Additionally, if you really want the plot to reflect the original UMAP plot, you could try using ggplot2’s xlim and ylim functions.

Final product

That’s about it for the most basic functionalities of the clonal expansion visualization function. Remember to save the plot first as an .svg file for maximal resolution, and it should be publication ready.

For fun, here’s a side-by-side comparison of the UMAP plot and the clonal expansion plot:

library(ggplot2)
library(cowplot)

cowplot::plot_grid(
  umap_plot + ggtitle("scRNA-seq UMAP"),
  pbmc_expansion_plot + ggtitle("APackOfTheClones clonal expansion plot"),
  labels = "AUTO"
)

How do I reproduce the plots in this vignette?

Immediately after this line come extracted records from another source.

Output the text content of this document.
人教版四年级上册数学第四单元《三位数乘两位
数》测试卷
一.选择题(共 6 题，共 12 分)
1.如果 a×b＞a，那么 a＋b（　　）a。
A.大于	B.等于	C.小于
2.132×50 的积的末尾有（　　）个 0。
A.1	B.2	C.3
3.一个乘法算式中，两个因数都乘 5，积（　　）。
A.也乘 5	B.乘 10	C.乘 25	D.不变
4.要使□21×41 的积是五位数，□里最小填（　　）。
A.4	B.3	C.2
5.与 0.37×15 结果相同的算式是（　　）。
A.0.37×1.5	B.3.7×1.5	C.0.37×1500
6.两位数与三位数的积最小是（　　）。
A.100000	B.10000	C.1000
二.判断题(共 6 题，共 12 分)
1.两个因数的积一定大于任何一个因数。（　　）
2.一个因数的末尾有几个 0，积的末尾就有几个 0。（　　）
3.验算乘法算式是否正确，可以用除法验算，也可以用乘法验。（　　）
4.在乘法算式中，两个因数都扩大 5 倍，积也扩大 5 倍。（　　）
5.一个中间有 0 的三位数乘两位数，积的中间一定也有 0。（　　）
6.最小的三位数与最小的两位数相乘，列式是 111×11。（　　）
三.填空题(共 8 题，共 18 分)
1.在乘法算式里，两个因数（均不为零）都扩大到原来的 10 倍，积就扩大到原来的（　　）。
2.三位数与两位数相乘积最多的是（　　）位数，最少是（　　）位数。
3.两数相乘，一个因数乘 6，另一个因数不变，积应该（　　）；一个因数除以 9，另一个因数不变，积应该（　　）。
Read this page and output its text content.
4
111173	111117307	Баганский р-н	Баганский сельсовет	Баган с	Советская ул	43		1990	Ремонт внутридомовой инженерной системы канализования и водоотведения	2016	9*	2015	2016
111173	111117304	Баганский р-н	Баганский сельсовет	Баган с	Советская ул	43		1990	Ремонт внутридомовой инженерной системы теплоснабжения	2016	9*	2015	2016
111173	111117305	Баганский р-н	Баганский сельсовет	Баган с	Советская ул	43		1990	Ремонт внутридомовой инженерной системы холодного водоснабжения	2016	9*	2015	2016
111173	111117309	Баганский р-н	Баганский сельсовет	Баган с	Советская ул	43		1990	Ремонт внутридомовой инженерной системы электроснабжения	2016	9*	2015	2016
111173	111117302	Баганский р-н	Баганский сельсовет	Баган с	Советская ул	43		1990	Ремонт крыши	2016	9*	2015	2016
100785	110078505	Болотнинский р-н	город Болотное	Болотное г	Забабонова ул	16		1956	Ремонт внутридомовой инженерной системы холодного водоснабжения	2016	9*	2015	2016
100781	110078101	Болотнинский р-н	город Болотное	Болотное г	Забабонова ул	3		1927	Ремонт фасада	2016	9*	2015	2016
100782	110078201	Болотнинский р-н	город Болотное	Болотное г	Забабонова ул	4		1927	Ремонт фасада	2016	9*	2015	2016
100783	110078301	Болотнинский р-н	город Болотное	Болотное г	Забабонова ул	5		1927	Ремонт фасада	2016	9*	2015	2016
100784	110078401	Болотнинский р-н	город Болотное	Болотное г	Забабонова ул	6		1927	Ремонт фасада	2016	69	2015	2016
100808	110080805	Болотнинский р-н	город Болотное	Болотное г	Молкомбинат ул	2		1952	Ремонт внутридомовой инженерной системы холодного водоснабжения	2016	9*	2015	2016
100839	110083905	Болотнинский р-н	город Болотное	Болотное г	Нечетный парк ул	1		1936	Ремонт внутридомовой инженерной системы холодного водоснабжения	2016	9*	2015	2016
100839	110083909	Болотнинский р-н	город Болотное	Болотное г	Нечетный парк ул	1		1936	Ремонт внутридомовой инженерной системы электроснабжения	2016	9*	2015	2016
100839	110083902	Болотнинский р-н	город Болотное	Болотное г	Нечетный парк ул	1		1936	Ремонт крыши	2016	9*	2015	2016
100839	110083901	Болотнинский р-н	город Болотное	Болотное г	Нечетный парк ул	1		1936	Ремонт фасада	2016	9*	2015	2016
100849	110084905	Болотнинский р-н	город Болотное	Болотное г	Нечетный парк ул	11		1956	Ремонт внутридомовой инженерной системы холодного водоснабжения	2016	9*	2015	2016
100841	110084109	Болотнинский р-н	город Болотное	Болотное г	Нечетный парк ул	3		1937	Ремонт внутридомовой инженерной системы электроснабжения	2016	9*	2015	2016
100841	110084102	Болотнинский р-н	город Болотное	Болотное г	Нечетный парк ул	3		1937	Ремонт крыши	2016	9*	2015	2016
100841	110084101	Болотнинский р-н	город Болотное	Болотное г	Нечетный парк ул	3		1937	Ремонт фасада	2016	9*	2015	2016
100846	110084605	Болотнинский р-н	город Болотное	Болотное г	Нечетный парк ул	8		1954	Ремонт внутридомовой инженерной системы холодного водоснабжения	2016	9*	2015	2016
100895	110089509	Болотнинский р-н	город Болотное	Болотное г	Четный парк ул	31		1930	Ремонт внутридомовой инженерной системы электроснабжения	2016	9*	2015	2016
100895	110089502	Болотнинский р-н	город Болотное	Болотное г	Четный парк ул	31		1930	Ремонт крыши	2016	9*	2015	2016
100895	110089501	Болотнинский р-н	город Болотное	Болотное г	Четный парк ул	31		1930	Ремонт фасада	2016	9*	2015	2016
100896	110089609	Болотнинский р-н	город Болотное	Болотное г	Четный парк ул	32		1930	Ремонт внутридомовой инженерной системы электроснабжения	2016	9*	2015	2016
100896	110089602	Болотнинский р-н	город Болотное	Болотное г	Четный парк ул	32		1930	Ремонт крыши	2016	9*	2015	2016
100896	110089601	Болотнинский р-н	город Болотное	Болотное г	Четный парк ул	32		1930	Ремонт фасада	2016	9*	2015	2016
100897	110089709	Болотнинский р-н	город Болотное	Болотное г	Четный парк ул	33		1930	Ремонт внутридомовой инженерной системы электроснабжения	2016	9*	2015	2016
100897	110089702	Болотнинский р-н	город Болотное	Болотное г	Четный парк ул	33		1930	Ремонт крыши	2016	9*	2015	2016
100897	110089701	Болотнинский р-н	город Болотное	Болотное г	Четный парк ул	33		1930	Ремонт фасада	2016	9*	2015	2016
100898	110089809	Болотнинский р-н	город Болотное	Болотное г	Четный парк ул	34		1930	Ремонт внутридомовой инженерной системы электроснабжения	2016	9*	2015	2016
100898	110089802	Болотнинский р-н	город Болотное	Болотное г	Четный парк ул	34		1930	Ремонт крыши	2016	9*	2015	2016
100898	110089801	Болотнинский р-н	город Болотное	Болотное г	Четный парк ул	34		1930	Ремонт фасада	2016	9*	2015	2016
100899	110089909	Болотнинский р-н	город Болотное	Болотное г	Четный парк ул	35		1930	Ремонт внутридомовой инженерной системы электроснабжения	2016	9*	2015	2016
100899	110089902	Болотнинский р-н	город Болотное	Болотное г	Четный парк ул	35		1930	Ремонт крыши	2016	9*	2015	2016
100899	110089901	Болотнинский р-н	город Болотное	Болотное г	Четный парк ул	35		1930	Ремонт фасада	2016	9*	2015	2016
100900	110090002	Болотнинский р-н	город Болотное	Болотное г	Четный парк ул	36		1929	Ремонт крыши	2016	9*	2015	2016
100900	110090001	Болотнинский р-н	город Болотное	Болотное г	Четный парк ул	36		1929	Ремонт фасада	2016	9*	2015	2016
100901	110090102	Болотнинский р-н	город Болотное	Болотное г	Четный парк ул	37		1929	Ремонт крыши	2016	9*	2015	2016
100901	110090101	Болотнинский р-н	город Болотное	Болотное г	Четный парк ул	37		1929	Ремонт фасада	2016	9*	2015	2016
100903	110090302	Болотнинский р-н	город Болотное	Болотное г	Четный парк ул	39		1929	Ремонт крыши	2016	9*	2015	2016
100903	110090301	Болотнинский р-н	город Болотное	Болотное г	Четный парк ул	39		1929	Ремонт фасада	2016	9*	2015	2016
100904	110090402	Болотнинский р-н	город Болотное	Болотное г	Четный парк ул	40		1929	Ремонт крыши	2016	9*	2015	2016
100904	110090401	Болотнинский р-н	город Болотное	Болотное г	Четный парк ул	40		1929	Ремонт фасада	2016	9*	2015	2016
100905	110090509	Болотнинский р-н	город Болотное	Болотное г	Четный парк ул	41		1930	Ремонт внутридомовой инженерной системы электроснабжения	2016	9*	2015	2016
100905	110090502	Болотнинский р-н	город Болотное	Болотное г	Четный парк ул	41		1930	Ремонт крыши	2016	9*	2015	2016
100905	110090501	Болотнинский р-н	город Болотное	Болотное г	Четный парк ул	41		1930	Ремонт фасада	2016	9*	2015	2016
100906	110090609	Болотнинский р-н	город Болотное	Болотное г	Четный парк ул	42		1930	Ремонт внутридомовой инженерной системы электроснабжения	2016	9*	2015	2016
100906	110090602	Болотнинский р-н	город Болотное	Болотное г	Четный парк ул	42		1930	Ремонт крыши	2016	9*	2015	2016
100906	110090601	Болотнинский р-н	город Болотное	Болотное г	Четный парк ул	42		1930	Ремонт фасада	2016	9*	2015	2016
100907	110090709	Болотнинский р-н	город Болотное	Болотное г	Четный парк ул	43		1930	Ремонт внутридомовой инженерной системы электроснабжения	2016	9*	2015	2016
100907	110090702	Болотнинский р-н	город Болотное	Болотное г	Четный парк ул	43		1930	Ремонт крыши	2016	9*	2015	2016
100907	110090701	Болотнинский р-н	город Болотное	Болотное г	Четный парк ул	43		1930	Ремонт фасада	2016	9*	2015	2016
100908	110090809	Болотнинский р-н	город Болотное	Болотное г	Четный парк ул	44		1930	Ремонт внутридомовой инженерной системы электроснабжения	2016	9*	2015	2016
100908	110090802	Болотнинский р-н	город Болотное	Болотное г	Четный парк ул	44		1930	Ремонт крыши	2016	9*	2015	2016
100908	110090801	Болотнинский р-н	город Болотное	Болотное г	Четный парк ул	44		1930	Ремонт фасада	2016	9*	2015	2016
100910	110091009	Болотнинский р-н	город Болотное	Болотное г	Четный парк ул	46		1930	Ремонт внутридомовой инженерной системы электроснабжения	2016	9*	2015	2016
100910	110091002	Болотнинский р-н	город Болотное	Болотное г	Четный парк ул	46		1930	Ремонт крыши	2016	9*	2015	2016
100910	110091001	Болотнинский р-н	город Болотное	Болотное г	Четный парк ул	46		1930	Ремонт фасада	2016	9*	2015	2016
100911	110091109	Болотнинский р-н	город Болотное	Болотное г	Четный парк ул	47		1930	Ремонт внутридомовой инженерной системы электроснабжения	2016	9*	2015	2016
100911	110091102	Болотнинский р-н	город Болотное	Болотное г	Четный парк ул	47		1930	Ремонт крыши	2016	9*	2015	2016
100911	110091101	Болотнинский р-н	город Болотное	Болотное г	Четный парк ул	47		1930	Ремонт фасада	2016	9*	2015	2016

If you really want to reproduce the plots and code in this vignette, you will need to install the data used in this vignette which has been compiled in an R package SCIPData (Single Cell Immune Profiling Data). You can do so with the following code

# install the data package
library(devtools)
devtools::install_github("Qile0317/SCIPData")

# load the package data directly into R objects in memory
data("pbmc", "tcr_dataframe")

And the rest of the code can be copied and used accordingly.

Alternatively, there are two smaller, minimal, artificial versions of the seurat object and clonotype data that can be loaded in APackOfTheClones, run ?mini_seurat_obj and ?mini_clonotype_data for more details.